A Câmara dos Deputados da Espanha aprovou, nesta quinta-feira (22), uma lei que permite que qualquer pessoa acima de 16 anos mude seu nome e sua identidade de gênero sem qualquer burocracia na DNI, o RG espanhol. Basta solicitar a mudança no momento de fazer o documento.
Apelidado de “lei trans”, o projeto pela igualdade real e efetiva de pessoas transexuais e pela garantia dos direitos dos LGTBQIA+ teve 188 votos a favor e 150 contra, além de sete abstenções. Logo seguirá para aprovação do Senado, onde a aprovação também é esperada –mas pode passar por revisões antes disso.
A autodeterminação de gênero já é realidade devido a leis regionais em 15 das 17 comunidades autônomas do país. Há anos, os maiores de 16 têm direito a apresentar-se com o nome e gênero que desejarem na burocracia administrativa, por exemplo, nos títulos universitários e escolares ou nos seus centros de saúde e hospitais.
Após a aprovação no Senado, no entanto, o direito vai se estender às comunidades de Astúrias e de Castela y Leon, além das duas cidades autônomas espanholas encravadas no litoral de Marrocos, na África, Ceuta e Melilla.
O projeto avança ainda para que, adolescentes de 14 e 15 anos possam mudar nome e identidade de gênero, desde que com o consentimento dos pais ou representantes legais. E para que os de 12 e 13 anos também o possam fazer se obtiverem aval judicial.
Para tornar essa mudança no registro legal, a lei despatologiza oficialmente a transexualidade, que deixou de ser considerada um transtorno pela Organização Mundial da Saúde (OMS) em 2018. A partir de agora, exigências médicas, como terapia hormonal ou laudo psicológico, deixam de ser obrigatórias.

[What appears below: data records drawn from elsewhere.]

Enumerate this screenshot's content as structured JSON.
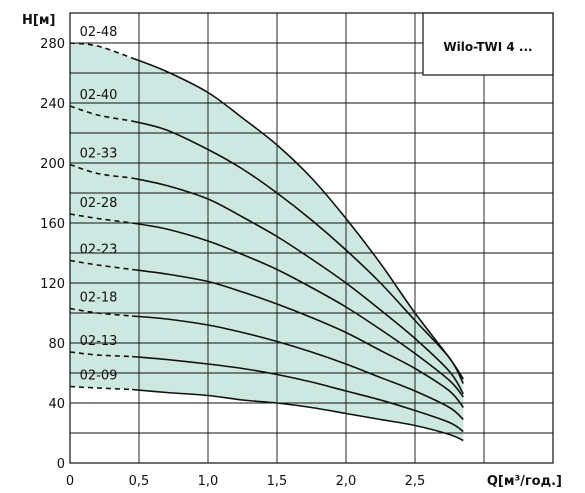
{
  "chart_data": {
    "type": "line",
    "title": "Wilo-TWI 4 ...",
    "xlabel": "Q[м³/год.]",
    "ylabel": "H[м]",
    "xlim": [
      0,
      3.5
    ],
    "ylim": [
      0,
      300
    ],
    "x_ticks": [
      {
        "value": 0,
        "label": "0"
      },
      {
        "value": 0.5,
        "label": "0,5"
      },
      {
        "value": 1.0,
        "label": "1,0"
      },
      {
        "value": 1.5,
        "label": "1,5"
      },
      {
        "value": 2.0,
        "label": "2,0"
      },
      {
        "value": 2.5,
        "label": "2,5"
      }
    ],
    "y_ticks": [
      0,
      40,
      80,
      120,
      160,
      200,
      240,
      280
    ],
    "grid": true,
    "fill_color": "#cde8e1",
    "line_color": "#111111",
    "dashed_until_x": 0.45,
    "series": [
      {
        "name": "02-48",
        "x": [
          0,
          0.2,
          0.45,
          0.7,
          1.0,
          1.25,
          1.5,
          1.75,
          2.0,
          2.25,
          2.5,
          2.75,
          2.85
        ],
        "y": [
          280,
          278,
          270,
          261,
          247,
          230,
          212,
          190,
          163,
          133,
          100,
          70,
          56
        ]
      },
      {
        "name": "02-40",
        "x": [
          0,
          0.2,
          0.45,
          0.7,
          1.0,
          1.25,
          1.5,
          1.75,
          2.0,
          2.25,
          2.5,
          2.75,
          2.85
        ],
        "y": [
          238,
          232,
          228,
          222,
          209,
          196,
          180,
          162,
          142,
          120,
          95,
          70,
          53
        ]
      },
      {
        "name": "02-33",
        "x": [
          0,
          0.2,
          0.45,
          0.7,
          1.0,
          1.25,
          1.5,
          1.75,
          2.0,
          2.25,
          2.5,
          2.75,
          2.85
        ],
        "y": [
          199,
          193,
          190,
          185,
          176,
          164,
          151,
          136,
          120,
          102,
          83,
          61,
          46
        ]
      },
      {
        "name": "02-28",
        "x": [
          0,
          0.2,
          0.45,
          0.7,
          1.0,
          1.25,
          1.5,
          1.75,
          2.0,
          2.25,
          2.5,
          2.75,
          2.85
        ],
        "y": [
          166,
          163,
          160,
          156,
          148,
          139,
          129,
          117,
          104,
          89,
          73,
          55,
          44
        ]
      },
      {
        "name": "02-23",
        "x": [
          0,
          0.2,
          0.45,
          0.7,
          1.0,
          1.25,
          1.5,
          1.75,
          2.0,
          2.25,
          2.5,
          2.75,
          2.85
        ],
        "y": [
          135,
          132,
          129,
          126,
          121,
          114,
          106,
          97,
          87,
          75,
          63,
          48,
          37
        ]
      },
      {
        "name": "02-18",
        "x": [
          0,
          0.2,
          0.45,
          0.7,
          1.0,
          1.25,
          1.5,
          1.75,
          2.0,
          2.25,
          2.5,
          2.75,
          2.85
        ],
        "y": [
          103,
          100,
          98,
          96,
          92,
          87,
          81,
          74,
          66,
          57,
          48,
          37,
          29
        ]
      },
      {
        "name": "02-13",
        "x": [
          0,
          0.2,
          0.45,
          0.7,
          1.0,
          1.25,
          1.5,
          1.75,
          2.0,
          2.25,
          2.5,
          2.75,
          2.85
        ],
        "y": [
          74,
          72,
          71,
          69,
          66,
          63,
          59,
          54,
          48,
          42,
          35,
          27,
          21
        ]
      },
      {
        "name": "02-09",
        "x": [
          0,
          0.2,
          0.45,
          0.7,
          1.0,
          1.25,
          1.5,
          1.75,
          2.0,
          2.25,
          2.5,
          2.75,
          2.85
        ],
        "y": [
          51,
          50,
          49,
          47,
          45,
          42,
          40,
          37,
          33,
          29,
          25,
          19,
          15
        ]
      }
    ]
  }
}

Outros detalhes estabelecem que não há trâmites especiais caso a pessoa queira voltar ao nome e identidade de gênero anteriores. Uma segunda alteração, no entanto, demandará autorização judicial.
O projeto aprovado também proíbe a promoção ou prática de métodos, programas ou terapias de conversão, sejam psicológicos, físicos ou por meio de drogas, que tenham por objetivo modificar a orientação sexual, a identidade sexual ou a expressão de gênero das pessoas, independentemente do consentimento que eles ou seus representantes legais possam ter dado. A tentativa passa a ser considerada gravíssima e pode render multas até EUR 150 mil (R$ 824 mil).
Além disso, foi alterado um artigo do Código Civil para que o recém-nascido de um casal formado por duas mulheres ou por uma mulher e um homem trans possa ser registrado como filho de ambos. Até então, o homem trans, ou a mulher que não estava grávida no casal homoafetivo, precisavam entrar com pedido de adoção.
A aprovação na Câmara de Deputados nesta quinta não foi tranquila. Houve meses de debate, lutas internas no partido do presidente Pedro Sanchéz, o PSOE (Partido Socialista Operário Espanhol), e conflitos no movimento feminista.
Uma das sete abstenções foi a da deputada Carmen Calvo, do próprio PSOE. Ex-vice-presidente, ela é a presidente da Comissão da Igualdade onde o projeto de lei estava tramitando. Após a votação desta quinta, afirmou que quer uma lei, “mas não esta”, e que “assume as consequências” da sua abstenção.
Para Irene Montero, ministra da Igualdade, “a forma mais contundente de lidar com os reacionários é continuar avançando na democracia”. “Hoje, esta Câmara diz que os direitos trans são direitos humanos”, afirmou ela, horas antes da votação.
O objetivo da nova legislação é garantir e promover “a igualdade real e efetiva de lésbicas, gays, trans, bissexuais e intersexuais, bem como suas famílias”, com “medidas específicas voltadas para a prevenção, correção e eliminação, nas esferas pública e privada, de todas as formas de discriminação; bem como promover a participação das pessoas LGTBQIA+ em todos os âmbitos da vida social e a superação de estereótipos que afetam negativamente a percepção social dessas pessoas”.